According to Ortec Finance, in today’s technology-driven and regulatorily mature environment, the re-entry of high street banks into financial advice could prove to be a rare case of a sequel bettering the original and the numbers behind NatWest’s latest move suggest the market agrees.
The WealthTech company recently delved into banks returning to advice and how it could succeed.
NatWest’s agreed acquisition of wealth manager and financial planning firm Evelyn Partners for £2.7b, one of the largest WealthTech deals in recent memory, reignited debate across the financial advice sector.
Many advisers remain sceptical, and not without reason. Pre-RDR, during the 1990s and early 2000s, UK high street banks were among the dominant providers of financial advice. That era was largely commission-driven, and following the Retail Distribution Review (RDR) in 2012, it ceased to make commercial sense for banks to operate in the space. They exited swiftly, leaving a market dominated by IFAs, wealth managers, restricted networks, and consolidators, it said.
But 2026 is a structurally different environment, Ortec Finance argues. The regulatory landscape has been overhauled. Consumer Duty has raised expectations around fair value and client outcomes, while RDR eliminated commission-based structures over a decade ago. Banks entering the market now do so with stronger governance, transparent fee disclosures, and mature compliance frameworks. Mis-selling at scale is no longer a viable operating model.

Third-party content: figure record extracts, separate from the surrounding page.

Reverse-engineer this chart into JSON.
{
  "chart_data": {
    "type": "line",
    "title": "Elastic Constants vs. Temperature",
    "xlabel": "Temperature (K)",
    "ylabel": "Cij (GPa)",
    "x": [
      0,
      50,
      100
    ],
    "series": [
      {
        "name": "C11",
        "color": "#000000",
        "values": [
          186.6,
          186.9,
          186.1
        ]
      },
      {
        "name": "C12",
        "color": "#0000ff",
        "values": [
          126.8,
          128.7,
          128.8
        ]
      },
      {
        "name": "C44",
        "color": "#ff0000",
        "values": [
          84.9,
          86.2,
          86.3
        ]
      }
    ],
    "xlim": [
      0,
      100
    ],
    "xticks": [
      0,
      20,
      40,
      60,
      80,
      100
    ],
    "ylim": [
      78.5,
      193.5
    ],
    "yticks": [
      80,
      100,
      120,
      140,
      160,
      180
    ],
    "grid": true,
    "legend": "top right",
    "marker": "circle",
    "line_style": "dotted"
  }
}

Technology is the other critical differentiator. Digital onboarding, automated fact-finds, e-signatures and real-time forecasting tools mean advice can now be delivered at scale in a cost-effective way. Open Banking has further reduced data-gathering friction, enabling faster advice delivery. Banks also hold a significant data advantage, often retaining a lifetime’s worth of client financial history, real-time payment visibility, and family connection data that could feed nudges, fact-finds, and personalised recommendations.
Concerns about banks encroaching on IFA territory are understandable, but Ortec Finance suggests the client bases are largely distinct. Banks are expected to focus on the mass affluent, those with some investible assets but whose needs do not require sophisticated, holistic advice. The introduction of the Targeted Support regime, which permits firms to make suggestions to groups sharing common financial characteristics without crossing into individual advice, reinforces this segmentation.
There will be exceptions. NatWest will benefit from Evelyn’s full-service advice capability, and further bank acquisitions of wealth managers remain plausible. The real challenge for banks, Ortec Finance notes, is not client acquisition, it is serving those clients profitably at scale.